Ich respektiere die freie Meinungsäußerung. Unsere Politik zum Landschaftsschutz braucht sich nicht zu verstecken - es wurde kein zusätzlicher Quadratmeter zugebaut. Denn das neue Tourismusrahmengesetz hat einen Modernisierungsschub in den bestehenden Hotels ausgelöst, 60 Prozent der spanienweiten Investitionen in Hotels werden auf den Balearen getätigt.

Wie sieht denn Ihr Dialog mit dem GOB aus?

Vor jedem Gesetzesprojekt gibt es eine Konsultationsphase, in der wir uns mit allen Gesellschaftsvertretern austauschen. Ich kann alle Umweltschützer beruhigen: Der Landschaftsschutz liegt auch in unserem Interesse, das ist unser größter Reichtum.

Für Wut sorgt vor allem das Hotelprojekt in Sa Ràpita, in der Nähe des Naturstrands Es Trenc. Wie stehen Sie dazu?

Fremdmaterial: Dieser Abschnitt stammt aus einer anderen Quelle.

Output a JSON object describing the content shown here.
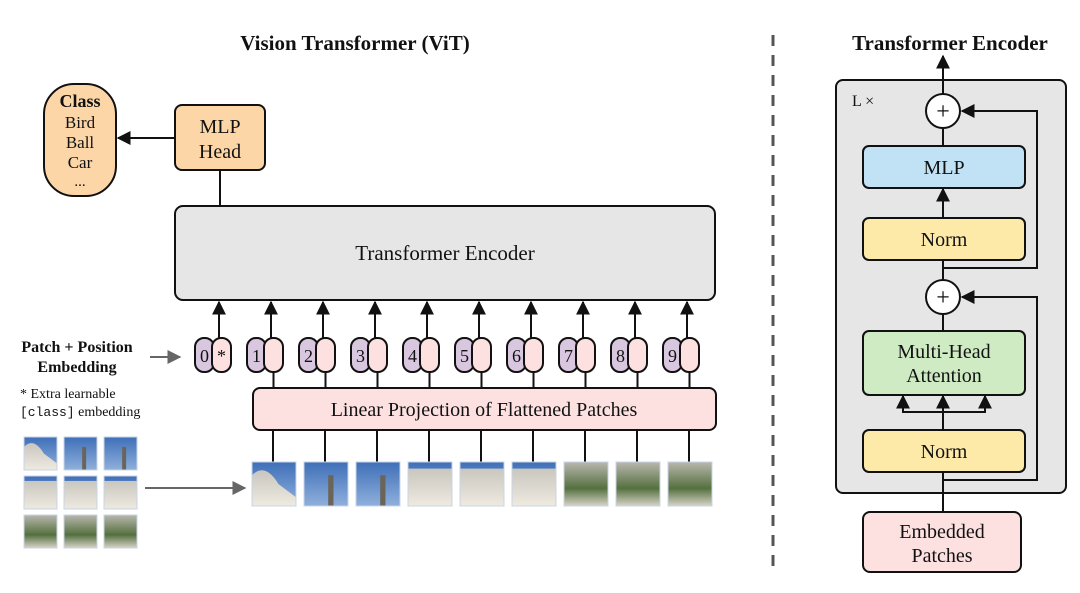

Das Projekt wird von allen Parteien des Gemeinderats Campos getragen. Ich unterstütze es, sonst hätte es die Landesregierung auch nicht zum Projekt von allgemeinem Interesse erklärt. Wir verkürzen

Genehmigungsfristen, um so schnell wie möglich Jobs zu schaffen. Das gleiche machen wir im Fall der Hotelpläne in Canyamel, wo übrigens ein sozialistischer Bürgermeister regiert. Darüber wird jedoch nicht geredet, weil Umweltschutz parteipolitisch instrumentalisiert wird.

Welchen Imageschaden hat die Müllimport-Debatte verursacht?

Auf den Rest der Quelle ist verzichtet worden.